A different kind of post
I've decided that the content of this blog is going to change! I am not sure that there are any regular readers here anyway so possibly it doesn't even matter if I do.
It is no longer going to be about the technical thoughts I have on how to do what, or why you should use Rust for everything you do. Instead, it is going to be the place where I put my thoughts out in the open about entrepreneurship, coding with and without AI, but most of all about mental well being in a time where everything is changing. For me personally and for what it means to be a software engineer. In other words, this is going to be my public journal with random thoughts and rants. You want technical stuff? Go to my youtube channel or buy my course.
Todays post is about where I am going with my company and what's next, but before we get there, let's review where we are: On Friday I launched FastCoach.io, got some amazing support on X and the product ended up in top 5% competing with 648 other products. That's pretty decent for a first launch. And I will only get better as my audience grows and I launch more often.
But why am I doing this? Why am I putting myself through this pain to learning how to launch and why do I pursue the ambition of becoming the worlds best solopreneur when I could just take a normal job, live a stressless life and do just-well-enough that nobody would fire me? It's a good question and I am glad you asked. I can come with a million reasons, but the number one is freedom. Freedom to work on things that matter to me, freedom to choose to work and freedom to choose not to. Am I there yet? Not by a small margin! I have a knot in my stomach right now just by the mere thought of what I am committing to.

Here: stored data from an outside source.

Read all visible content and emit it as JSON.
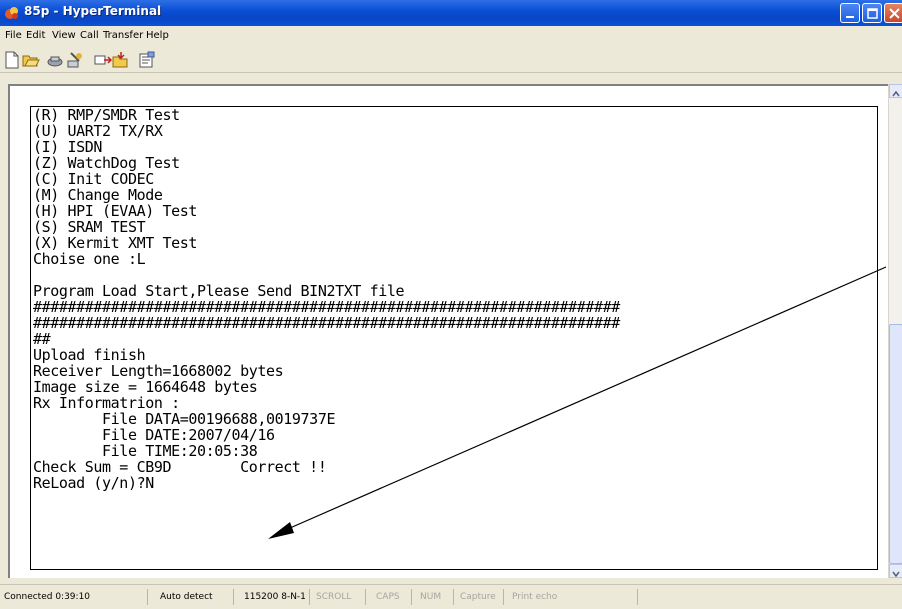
{
  "window": {
    "title": "85p - HyperTerminal",
    "app_icon": "hyperterminal-icon"
  },
  "menu": [
    {
      "label": "File"
    },
    {
      "label": "Edit"
    },
    {
      "label": "View"
    },
    {
      "label": "Call"
    },
    {
      "label": "Transfer"
    },
    {
      "label": "Help"
    }
  ],
  "toolbar": [
    {
      "icon": "new-connection-icon"
    },
    {
      "icon": "open-icon"
    },
    {
      "icon": "call-icon"
    },
    {
      "icon": "disconnect-icon"
    },
    {
      "icon": "send-icon"
    },
    {
      "icon": "receive-icon"
    },
    {
      "icon": "properties-icon"
    }
  ],
  "terminal": {
    "lines": [
      "(R) RMP/SMDR Test",
      "(U) UART2 TX/RX",
      "(I) ISDN",
      "(Z) WatchDog Test",
      "(C) Init CODEC",
      "(M) Change Mode",
      "(H) HPI (EVAA) Test",
      "(S) SRAM TEST",
      "(X) Kermit XMT Test",
      "Choise one :L",
      "",
      "Program Load Start,Please Send BIN2TXT file",
      "####################################################################",
      "####################################################################",
      "##",
      "Upload finish",
      "Receiver Length=1668002 bytes",
      "Image size = 1664648 bytes",
      "Rx Informatrion :",
      "        File DATA=00196688,0019737E",
      "        File DATE:2007/04/16",
      "        File TIME:20:05:38",
      "Check Sum = CB9D        Correct !!",
      "ReLoad (y/n)?N"
    ]
  },
  "statusbar": {
    "connected": "Connected 0:39:10",
    "detect": "Auto detect",
    "port": "115200 8-N-1",
    "scroll": "SCROLL",
    "caps": "CAPS",
    "num": "NUM",
    "capture": "Capture",
    "print_echo": "Print echo"
  },
  "colors": {
    "title_bar": "#0a4fd6",
    "terminal_bg": "#ffffff",
    "terminal_text": "#000000",
    "annotation_arrow": "#000000"
  }
}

Why does freedom matter so much to me? I've seen so many people make the obviously wrong decisions while confidently presenting them as if they have figured it all out. I might even have been like that myself one time, but more importantly, when you get into a meeting and someone tells you that your VM for the blockchain needs EVM compatibility because "everybody else has EVM compatibility", you know what time it is. It's the time where you either quit the job or the time where you spend an extra eight hours in the evening to get 80% of the way just to hear management coming up with the next great idea the week after. Either way you are going to be stressed.
So why does it matter to not have stress in your life? Well, it is not that I don't want stress, but I want the freedom to say no to it. And I certainly don't want the stress to spill into my personal life, into my relationship with my wife and kids. And that is the key part for me: Stress is something you pick when you want to grow and put down you want to be with family and friends. That is, positive stress that helps you grow. Fearing that you might loose your job if you don't work an extra eight hours in the evening does not fall into the category of positive stress.
We can go more into the whys another day. In fact, I would love to go seven levels deep with you, but the intent of this post is something else and we need to stay focused. It is about what my company is and where we are going. I've spent the past three years learning everything there is to know about coding with AI. Yes, there are still new concepts coming out and yes, there is still more to learn. But I am looped in if you catch my drift. And what more is, that every time tech-twitter goes berserk over something trivial, those of us who have ambition panics because we believe we are missing out on something vital when in fact the "news" is running loops which the rest of us has done for the past 6 months. The problem then becomes that we are back to the kind of stress that is unnecessary.
For this reason, I think clarity on what I do and where I am headed is important. So here it is Wonop (pronounced One Up), is and always was, an agents-first company. You can check the company profile, but I did agents and chatbots back in 2020 before it was sexy. And this is exactly what I've come to realise today. Being "agent-first" is exactly what I should keep focusing on.
The market is massively underserved - in every possible way. You want to setup website? Go login to some platform where you chat to a tool that was slapped on to an existing platform. You want to change your DNS? Build out a system that applies terraform to your Cloudflare account, then create an infra repo that talks to your agent. You want to post a social media post? Build out a MCP that talks to their API. And that is if they have an API. Otherwise, get Playwright, set up an MCP to control it and post that way. And the list goes on!
We need to fix the web, service by service and app by app. That is what Wonop was always all about. Somewhere in the trenches of fighting a million dollar lawsuit, that got lost! But this is going to be the guiding principle for the years to come. The opportunity is massive and I am going to charge full steam ahead on it.